As New Zealand’s security services raced to investigate the deadliest terror attack in the country’s history on Friday, authorities were facing searching questions over how they had failed to spot and prevent what appears to have been a sophisticated right-wing extremist plot to target Muslims.
At a press conference several hours after at least 49 people were killed in the attacks at two mosques in Christchurch, New Zealand's police commissioner Mike Bush told reporters that three suspects arrested in connection with the attacks had not been on any security watchlists.
“Part of our investigation will be to look at every possibility to make sure law enforcement and security did not miss any opportunity to prevent this horrendous event,” said Bush.
"Something went wrong with the New Zealand system," said Raffaello Pantucci, director of international security studies at the Royal United Services Institute, the UK think tank. "These people weren't on the radar. There was an absence of knowledge."
Police have not revealed the names of those arrested but much of the focus has fallen on one of the suspected shooters, who was identified by New Zealand media as Brenton Tarrant, a 28-year-old Australian.
Tarrant posted a 74-page "manifesto" online setting out his extreme right-wing views and motivations before driving off to carry out the attack. He wrote he had been inspired by the 2011 right-wing attack in Norway carried out by Anders Breivik, which killed 77 people.
He used the little-known online chat platform 8chan, which has attracted controversy over its links to the alt-right movement in the US, to alert other users to his plans. Tarrant then posted a link to a live Facebook video stream, which broadcast the attack as it happened.
Even if those postings left police little time to respond, two days earlier Tarrant had uploaded images on Twitter of some of the guns he would use in the attack. The names of past perpetrators of attacks against Muslims were written in white pen on the weapons. Twitter suspended his account after the attack on Friday.
Later on Friday, Britain’s counter-terror police revealed that in addition to Tarrant’s social-media postings, he had sent an email to national and international media organisations indicating his intentions 12 minutes prior to the attack, meaning there was a potentially valuable window for the authorities to stop the shootings.

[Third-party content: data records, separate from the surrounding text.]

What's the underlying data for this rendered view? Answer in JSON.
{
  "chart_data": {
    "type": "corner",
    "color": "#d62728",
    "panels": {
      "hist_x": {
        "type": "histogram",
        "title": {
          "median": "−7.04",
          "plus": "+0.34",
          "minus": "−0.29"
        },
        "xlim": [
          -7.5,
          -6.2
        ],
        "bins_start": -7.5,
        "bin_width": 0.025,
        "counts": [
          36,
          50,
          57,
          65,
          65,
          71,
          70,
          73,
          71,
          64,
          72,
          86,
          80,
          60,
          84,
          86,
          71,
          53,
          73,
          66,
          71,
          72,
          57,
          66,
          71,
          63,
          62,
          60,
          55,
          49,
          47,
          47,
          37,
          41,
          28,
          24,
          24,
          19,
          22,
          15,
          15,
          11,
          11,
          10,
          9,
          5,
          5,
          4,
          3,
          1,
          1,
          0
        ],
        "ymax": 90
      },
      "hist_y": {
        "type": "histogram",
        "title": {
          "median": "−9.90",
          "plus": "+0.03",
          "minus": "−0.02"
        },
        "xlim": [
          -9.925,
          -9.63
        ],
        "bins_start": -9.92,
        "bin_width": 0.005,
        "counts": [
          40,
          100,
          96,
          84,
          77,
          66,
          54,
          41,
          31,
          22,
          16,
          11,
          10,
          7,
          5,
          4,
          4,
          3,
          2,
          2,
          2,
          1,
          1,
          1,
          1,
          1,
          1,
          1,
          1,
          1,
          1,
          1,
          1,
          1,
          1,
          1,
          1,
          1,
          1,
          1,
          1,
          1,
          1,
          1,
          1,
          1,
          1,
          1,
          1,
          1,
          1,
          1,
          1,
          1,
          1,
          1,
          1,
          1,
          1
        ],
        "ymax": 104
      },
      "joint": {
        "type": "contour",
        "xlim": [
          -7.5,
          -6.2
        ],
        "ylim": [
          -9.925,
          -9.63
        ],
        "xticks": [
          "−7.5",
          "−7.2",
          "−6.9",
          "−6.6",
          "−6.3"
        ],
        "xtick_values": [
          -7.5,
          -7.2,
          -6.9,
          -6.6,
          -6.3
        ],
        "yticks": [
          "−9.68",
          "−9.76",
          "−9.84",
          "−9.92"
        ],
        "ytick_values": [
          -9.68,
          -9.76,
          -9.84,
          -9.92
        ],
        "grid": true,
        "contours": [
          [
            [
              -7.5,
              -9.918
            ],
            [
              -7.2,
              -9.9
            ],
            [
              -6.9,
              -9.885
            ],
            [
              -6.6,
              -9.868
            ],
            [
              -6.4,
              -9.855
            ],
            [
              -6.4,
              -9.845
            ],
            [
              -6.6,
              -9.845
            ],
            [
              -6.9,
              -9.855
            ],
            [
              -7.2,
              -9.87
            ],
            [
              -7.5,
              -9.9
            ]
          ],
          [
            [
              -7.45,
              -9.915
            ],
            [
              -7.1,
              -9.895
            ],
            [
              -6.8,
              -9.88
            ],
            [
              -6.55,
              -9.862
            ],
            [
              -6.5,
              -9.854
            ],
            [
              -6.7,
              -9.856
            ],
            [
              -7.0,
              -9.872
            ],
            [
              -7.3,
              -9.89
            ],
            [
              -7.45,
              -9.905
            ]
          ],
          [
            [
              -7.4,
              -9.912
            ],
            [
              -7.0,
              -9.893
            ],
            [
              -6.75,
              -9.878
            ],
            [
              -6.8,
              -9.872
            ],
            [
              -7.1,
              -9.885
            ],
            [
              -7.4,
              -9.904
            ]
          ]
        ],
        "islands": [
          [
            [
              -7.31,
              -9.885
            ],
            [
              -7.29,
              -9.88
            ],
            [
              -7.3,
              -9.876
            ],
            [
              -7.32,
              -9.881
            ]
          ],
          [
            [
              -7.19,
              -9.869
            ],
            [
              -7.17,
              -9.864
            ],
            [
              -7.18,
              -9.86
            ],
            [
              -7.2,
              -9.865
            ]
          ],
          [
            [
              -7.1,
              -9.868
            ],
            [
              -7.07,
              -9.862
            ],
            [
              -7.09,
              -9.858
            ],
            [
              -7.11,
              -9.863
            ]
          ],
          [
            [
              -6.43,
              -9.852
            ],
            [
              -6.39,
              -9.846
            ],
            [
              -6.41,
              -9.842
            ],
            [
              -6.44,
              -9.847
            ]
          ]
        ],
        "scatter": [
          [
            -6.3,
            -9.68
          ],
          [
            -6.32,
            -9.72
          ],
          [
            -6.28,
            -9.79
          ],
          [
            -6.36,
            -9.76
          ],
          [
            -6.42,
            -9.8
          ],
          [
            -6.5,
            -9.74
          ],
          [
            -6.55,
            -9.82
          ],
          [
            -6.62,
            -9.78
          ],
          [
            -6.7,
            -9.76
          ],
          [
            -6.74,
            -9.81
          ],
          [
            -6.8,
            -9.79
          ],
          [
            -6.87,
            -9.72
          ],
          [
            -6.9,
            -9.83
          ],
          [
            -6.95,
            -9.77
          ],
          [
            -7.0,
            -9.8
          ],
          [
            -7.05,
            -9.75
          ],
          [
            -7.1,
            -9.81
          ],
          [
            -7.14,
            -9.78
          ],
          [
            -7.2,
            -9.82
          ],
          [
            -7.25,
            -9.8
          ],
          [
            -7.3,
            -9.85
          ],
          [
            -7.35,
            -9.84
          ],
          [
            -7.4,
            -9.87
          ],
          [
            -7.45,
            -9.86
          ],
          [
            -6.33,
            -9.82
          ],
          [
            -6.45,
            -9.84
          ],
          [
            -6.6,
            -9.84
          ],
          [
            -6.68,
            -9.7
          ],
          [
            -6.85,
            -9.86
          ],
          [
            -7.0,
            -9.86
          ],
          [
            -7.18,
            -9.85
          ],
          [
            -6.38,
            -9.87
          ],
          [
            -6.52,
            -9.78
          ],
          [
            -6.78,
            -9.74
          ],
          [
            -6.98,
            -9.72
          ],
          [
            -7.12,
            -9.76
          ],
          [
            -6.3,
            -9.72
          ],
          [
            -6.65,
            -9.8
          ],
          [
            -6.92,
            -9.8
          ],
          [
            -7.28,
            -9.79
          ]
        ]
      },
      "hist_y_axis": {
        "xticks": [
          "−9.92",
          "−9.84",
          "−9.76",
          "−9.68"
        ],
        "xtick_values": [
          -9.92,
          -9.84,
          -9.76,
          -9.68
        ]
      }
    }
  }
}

Lone-wolf attacks, such as the one carried out by Breivik or the more recent spate of Islamist attacks that have used vans or trucks to target pedestrians, are difficult for the security services to identify and prevent. Often the attackers are radicalised online and do not leave a communications trail for intelligence agencies to follow.

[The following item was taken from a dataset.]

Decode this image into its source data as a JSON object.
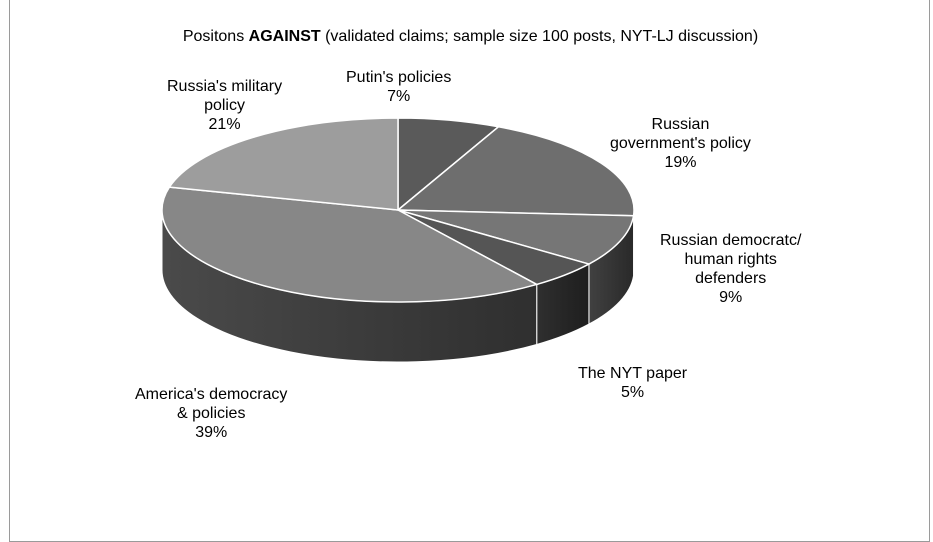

It is still unclear what role all the people arrested played in the shootings, but investigators will be looking at whether this was a marauding style attack carried out by a small terror cell.
Apart from asking why Tarrant's extremist views were not picked up by New Zealand's Security Intelligence Service, ministers and police chiefs will want to know how a foreign national, admittedly one from its closest neighbour Australia, managed to enter New Zealand and plan such a deadly attack.
His Facebook Live video showed Tarrant using four different guns, including a semi-automatic AR-15 rifle. Police later found and detonated two improvised explosive devices in a car 3km from where the first mosque was attacked.
Paul Buchanan, director of 36th Parallel Assessments, a geopolitical and strategic assessment consultancy based in New Zealand, said the gunman's social-media posts and published manifesto showed that he had planned the attack for up to two years.
“The fact that this wasn’t picked up by the New Zealand security services is troubling,” he said.
It was possible, he added, that the intelligence agencies in New Zealand had been too focused on the threat posed by Islamist extremists to consider the risk from right-wing ideologues.
New Zealand’s Islamic Women’s Council had warned officials about the risk of violence towards its community, council spokeswoman Anjum Rahman told state broadcaster RNZ.
“We have made them aware of our fears around something like this happening and we need to be heard on this,” she said.
However, this is not a problem exclusively for New Zealand. For years western intelligence agencies have poured the majority of their resources into fighting the threat posed by Islamist-inspired terrorism groups such as Islamic State and al-Qaeda. Right-wing extremists were viewed as a lower-level problem.
“There will be a lot of soul searching after this attack,” added Buchanan.
Andrew Little, the minister responsible for New Zealand's intelligence agencies, said late last year that officials were reviewing the country's counter-terrorism laws amid worries authorities were reluctant to intervene in suspicious activities.
“What powers do you need to do that in this environment of heightened access to images and video footage of violent extremism? Do you need powers to act earlier? Those are the questions we are contending with,” Little said.
In 2017 New Zealand’s spying laws were widened to allow agencies to carry out surveillance on the country’s own citizens as well as foreign nationals.